Mandy Gunasekara tweet. Photo credit: @MississippiMG/Twitter
| @MississippiMG/Twitter

Carper, the committee’s ranking member, cited tweets Gunasekara sent regarding the Green New Deal climate change mitigation plan and comments House Speaker Nancy Pelosi (D-Calif.) made regarding the impeachment of President Trump. The Green New Deal tweet included a black-and-white image of Soviet dictator Josef Stalin standing beside Rep. Alexandria Ocasio-Cortez (D-N.Y.).

"With the death of our late colleague John McCain, I am the last Vietnam veteran serving in the U.S. Senate," Carper said, referring to the former Arizona Republican.

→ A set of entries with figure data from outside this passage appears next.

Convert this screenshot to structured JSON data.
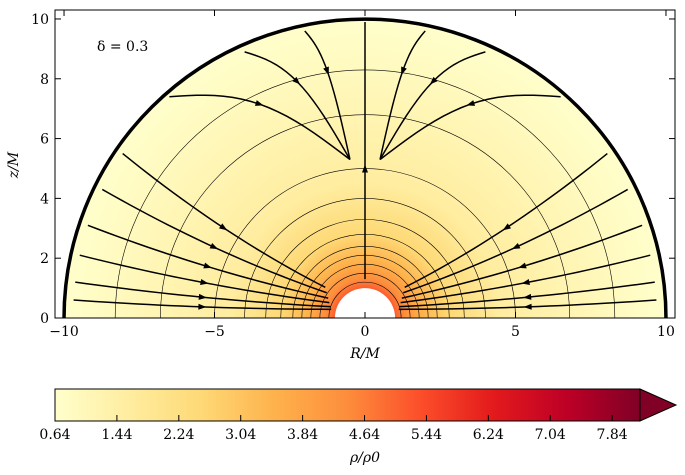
{
  "chart_data": {
    "type": "heatmap",
    "title": "",
    "annotation": "δ = 0.3",
    "xlabel": "R/M",
    "ylabel": "z/M",
    "xlim": [
      -10.3,
      10.3
    ],
    "ylim": [
      0,
      10.3
    ],
    "xticks": [
      -10,
      -5,
      0,
      5,
      10
    ],
    "xtick_labels": [
      "−10",
      "−5",
      "0",
      "5",
      "10"
    ],
    "yticks": [
      0,
      2,
      4,
      6,
      8,
      10
    ],
    "ytick_labels": [
      "0",
      "2",
      "4",
      "6",
      "8",
      "10"
    ],
    "grid": false,
    "domain_outer_radius": 10,
    "inner_hole_radius": 1,
    "density_contour_radii": [
      1.2,
      1.5,
      1.8,
      2.1,
      2.4,
      2.8,
      3.3,
      4.0,
      5.0,
      6.8,
      8.3
    ],
    "streamlines": "flow lines pointing inward toward the central object along both sides and flowing out along the axis",
    "colorbar": {
      "label": "ρ/ρ0",
      "min": 0.64,
      "max": 8.2,
      "extend": "max",
      "ticks": [
        0.64,
        1.44,
        2.24,
        3.04,
        3.84,
        4.64,
        5.44,
        6.24,
        7.04,
        7.84
      ],
      "tick_labels": [
        "0.64",
        "1.44",
        "2.24",
        "3.04",
        "3.84",
        "4.64",
        "5.44",
        "6.24",
        "7.04",
        "7.84"
      ],
      "colormap": "YlOrRd",
      "colors": [
        "#ffffcc",
        "#ffeda0",
        "#fed976",
        "#feb24c",
        "#fd8d3c",
        "#fc4e2a",
        "#e31a1c",
        "#bd0026",
        "#800026"
      ]
    }
  }
}
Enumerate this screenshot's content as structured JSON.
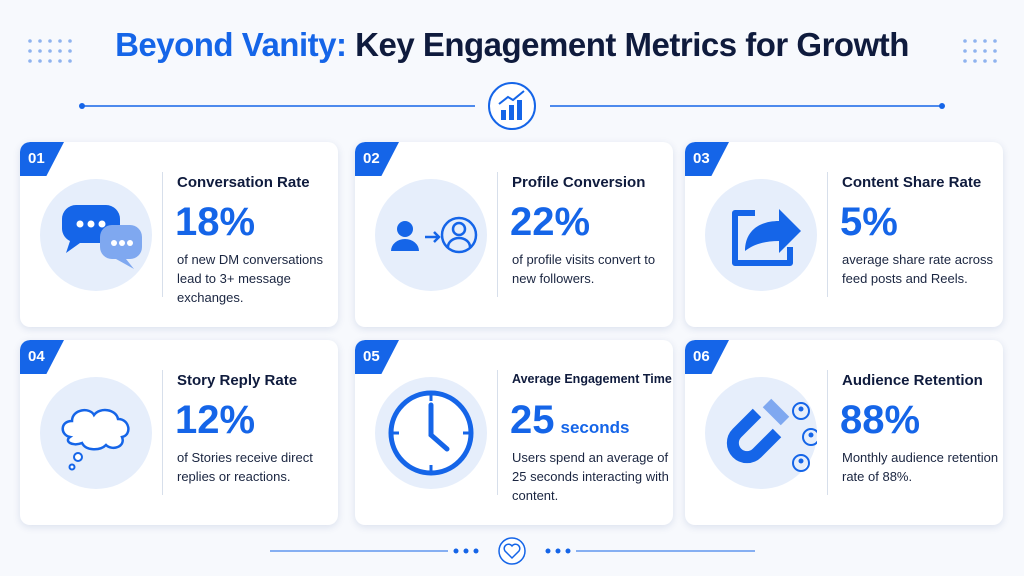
{
  "header": {
    "title_highlight": "Beyond Vanity:",
    "title_rest": "Key Engagement Metrics for Growth"
  },
  "cards": [
    {
      "number": "01",
      "title": "Conversation Rate",
      "value": "18%",
      "description": "of new DM conversations lead to 3+ message exchanges."
    },
    {
      "number": "02",
      "title": "Profile Conversion",
      "value": "22%",
      "description": "of profile visits convert to new followers."
    },
    {
      "number": "03",
      "title": "Content Share Rate",
      "value": "5%",
      "description": "average share rate across feed posts and Reels."
    },
    {
      "number": "04",
      "title": "Story Reply Rate",
      "value": "12%",
      "description": "of Stories receive direct replies or reactions."
    },
    {
      "number": "05",
      "title": "Average Engagement Time",
      "value": "25",
      "unit": "seconds",
      "description": "Users spend an average of 25 seconds interacting with content."
    },
    {
      "number": "06",
      "title": "Audience Retention",
      "value": "88%",
      "description": "Monthly audience retention rate of 88%."
    }
  ]
}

"I served five years and three tours during a hot war in Southeast Asia to oppose the expansion of communism," Carper said. "These comments conflating climate action with communism aren’t just intellectually dishonest. They are reprehensible, especially when you consider the military service record of our commander in chief during that same war."

During the Vietnam War, Trump received military draft deferments four times while he was in college and once after he graduated for bone spurs in his feet.

Meanwhile, Sen. Sheldon Whitehouse (D-R.I.) raised questions about whether EPA’s ethics process could prevent Gunasekara from doing favors for the undisclosed people and companies that have bankrolled the Energy 45 Fund she leads and the Texas Public Policy Foundation and CO2 Coalition, fossil fuel-friendly groups with which she’s affiliated.

"Every employee at the EPA has an obligation of impartiality. And it means that if you are making decisions that relate to people or interests or companies with whom you have a relationship, that relationship needs to be disclosed, and you need to take appropriate steps to make sure there’s no conflict of interest," Whitehouse said to Doug Benevento, Trump’s pick for deputy EPA administrator.

Mandy Gunasekara tweet. Photo credit: @MississippiMG/Twitter
| @MississippiMG/Twitter

"How are you possibly gonna know that she is in compliance with that rule if you don’t know who was funding her through this period?" he asked.

"Our expectation is that all employees consult with the career ethics counsel and receive guidance from them on what they can be involved in," Benevento responded.

But that didn’t satisfy Whitehouse, a critic of recent Supreme Court and Federal Election Commission decisions that have overturned some restrictions on money in politics and disclosure requirements.

"Well, here’s the problem: You haven’t updated your ethics rules. You don’t even ask about dark money conflicts of interest; you’re still using ethics rules that predate the explosion of dark money that has corrupted our politics," he said. "When you say go to the ethics people, you’re going into a fixed game, because they don’t ask that question, either."

Whitehouse then pressed Benevento again on how he could ensure that Gunasekara doesn’t violate impartiality standards. The deputy nominee once more put that responsibility on ethics officials.

Until EPA leaders and ethics lawyers ask Gunasekara and other nominees the right questions, Whitehouse said, ethics violations will be "a self-fulfilling prophecy."

Gunasekara didn’t immediately respond to requests for comment on the senators’ concerns. But EPA spokesperson Molly Block said in a statement, "All EPA appointees work closely with our career ethics officials and work diligently to ensure they follow all ethics guidelines and laws."